Plus favorisés que leurs confrères des deux autres provinces, les Acadiens du Nouveau-Brunswick sont distribués géographiquement de façon plus homogène. Ils occupent massivement les régions du Nord-Ouest, du Nord et de l'Est de la province, tandis que les Anglais se répartissent globalement dans le sud et l'ouest.
Malgré l'écrasante majorité dont ils jouissaient dans leur région, ce n'est que graduellement et assez timidement que les Acadiens éliront un des leurs pour les représenter à la législature provinciale. Les anglophones leur opposaient une résistance farouche, menaçant les candidats et terrifiant les électeurs. Dans plusieurs endroits, les bureaux de scrutin étaient saccagés par des fiers-à-bras, jusqu'à ce que les Acadiens, lassés de ces exactions, y mirent fin en assommant à coups de poing quelques-unes de ces équipes.
Les Acadiens de cette province n'avaient eu qu'un seul député jusqu'en 1871 où ils en élirent quatre, mais trois seulement en 1874 et 1879, quatre en 1882, et encore trois en 1886, puis huit en 1899, dix en 1917, treize en 1948, quatorze en 1956, quinze en 1960 et seize en 1963.
Le premier Acadien à faire partie du Cabinet provincial fut Lévite Thériault du Madawaska en 1870. Ce n'est qu'en 1912 qu'on en nomma un deuxième. Ce fut le nombre approximatif de ministres acadiens à siéger au Cabinet jusqu'à l'avènement de Louis-J. Robichaud à titre de premier ministre de la Province en 1960.
Si la députation acadienne et sa représentation au Cabinet furent toujours inférieures à la proportion numérique des Acadiens dans la province, quelques-uns des leurs cependant y ont joué un rôle marquant.
Pierre-Amand Landry (fils de Amand Landry), qui fut ministre des Travaux publics de 1878 à 1882 et secrétaire provincial ensuite, exerça une grande influence au Parlement. En 1882 on disait qu'il aurait succédé comme premier ministre à John J. Fraser démissionnaire, mais il aurait jugé que le temps n'était pas encore venu pour faire accepter un Acadien à ce poste par la majorité anglophone.

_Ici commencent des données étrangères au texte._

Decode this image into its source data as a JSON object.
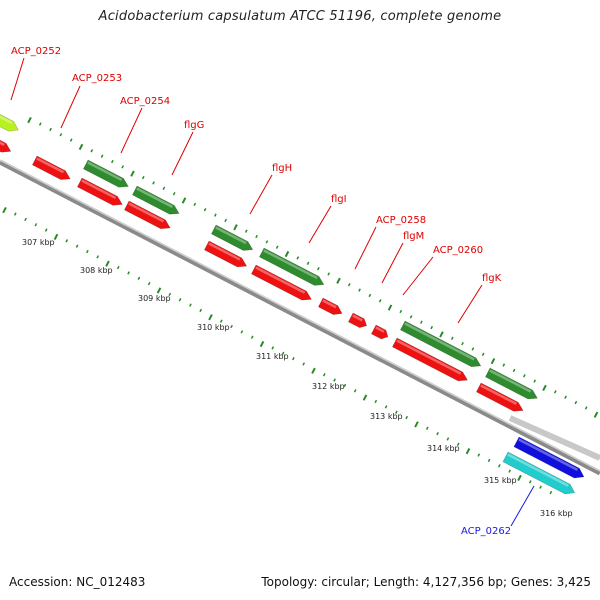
{
  "header": {
    "title": "Acidobacterium capsulatum ATCC 51196, complete genome"
  },
  "footer": {
    "accession": "Accession: NC_012483",
    "summary": "Topology: circular; Length: 4,127,356 bp; Genes: 3,425"
  },
  "colors": {
    "forward_cds": "#2e8b2e",
    "reverse_cds": "#ee1111",
    "highlight_cds": "#b8f020",
    "other_blue": "#1010dd",
    "other_cyan": "#22cccc",
    "backbone": "#999999",
    "tick": "#2a8a2a",
    "label_red": "#dd0000",
    "label_blue": "#1a1add"
  },
  "scale_labels": [
    "307 kbp",
    "308 kbp",
    "309 kbp",
    "310 kbp",
    "311 kbp",
    "312 kbp",
    "313 kbp",
    "314 kbp",
    "315 kbp",
    "316 kbp"
  ],
  "gene_labels": [
    {
      "text": "ACP_0252",
      "color": "red"
    },
    {
      "text": "ACP_0253",
      "color": "red"
    },
    {
      "text": "ACP_0254",
      "color": "red"
    },
    {
      "text": "flgG",
      "color": "red"
    },
    {
      "text": "flgH",
      "color": "red"
    },
    {
      "text": "flgI",
      "color": "red"
    },
    {
      "text": "ACP_0258",
      "color": "red"
    },
    {
      "text": "flgM",
      "color": "red"
    },
    {
      "text": "ACP_0260",
      "color": "red"
    },
    {
      "text": "flgK",
      "color": "red"
    },
    {
      "text": "ACP_0262",
      "color": "blue"
    }
  ]
}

Il laissa le champ libre à Daniel L. Harrington et l'appuya fortement. Grâce à ses qualités exceptionnelles, il devint l'âme dirigeante et l'éminence grise du Parlement provincial.
Pierre Véniot devint premier ministre de la Province en 1923, en succédant sans élection à son prédécesseur Walter É. Foster. Aux élections de 1925, son parti fut défait.

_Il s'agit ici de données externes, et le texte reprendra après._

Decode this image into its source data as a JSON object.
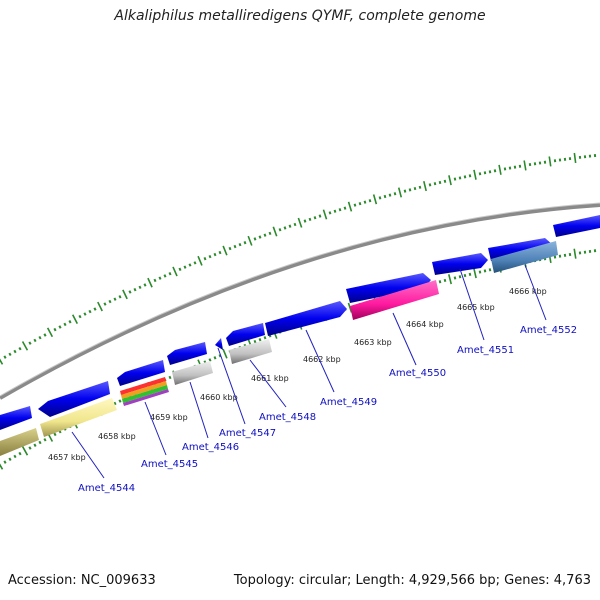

Certains autres Acadiens, tel Gaspard Boucher, ont joué un rôle souvent discret, mais important.
En 1960, Louis-J. Robichaud, député de Kent, fut élu premier ministre de la Province. Les députés acadiens constituaient près de la moitié du gouvernement libéral élu. Louis-J. Robichaud tint compte de ce fait et pour la première fois dans l'histoire de la province, les Acadiens étaient représentés par six des leurs au Cabinet provincial, dont le premier ministre.

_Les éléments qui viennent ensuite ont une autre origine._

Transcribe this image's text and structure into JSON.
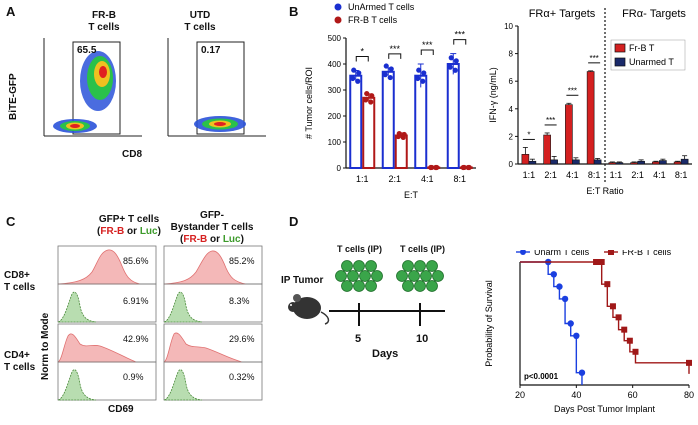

Comme nous le verrons plus loin, le règne de Robichaud (1960-1970) a marqué la province en profondeur et corrigé plusieurs d'injustices commises à l'endroit des Acadiens.
Au fédéral, les Acadiens réussirent à faire élire un des leurs dès 1867. C'était Auguste Renaud qui se présenta dans le comté de Kent. C'est lui qui conjointement avec Costigan mena la lutte au fédéral contre la loi scolaire de 1871.
Comme au niveau provincial, les Acadiens osèrent présenter des candidats et les élire â la Chambre des Communes d'Ottawa très lentemment et de manière graduelle. Aujourd'hui, les quatre comtés à majorité française sont représentés par des Acadiens.
En 1926, Pierre Véniot fut le premier Acadien à accéder au Cabinet fédéral et il devint ministre des Postes. Il fut l'instigateur de l'émission de timbres bilingues au Canada. Depuis lors, les Acadiens ont habituellement un représentant au Cabinet fédéral. Roméo LeBlanc, ministre des Pêcheries, y fait présentement excellente figure.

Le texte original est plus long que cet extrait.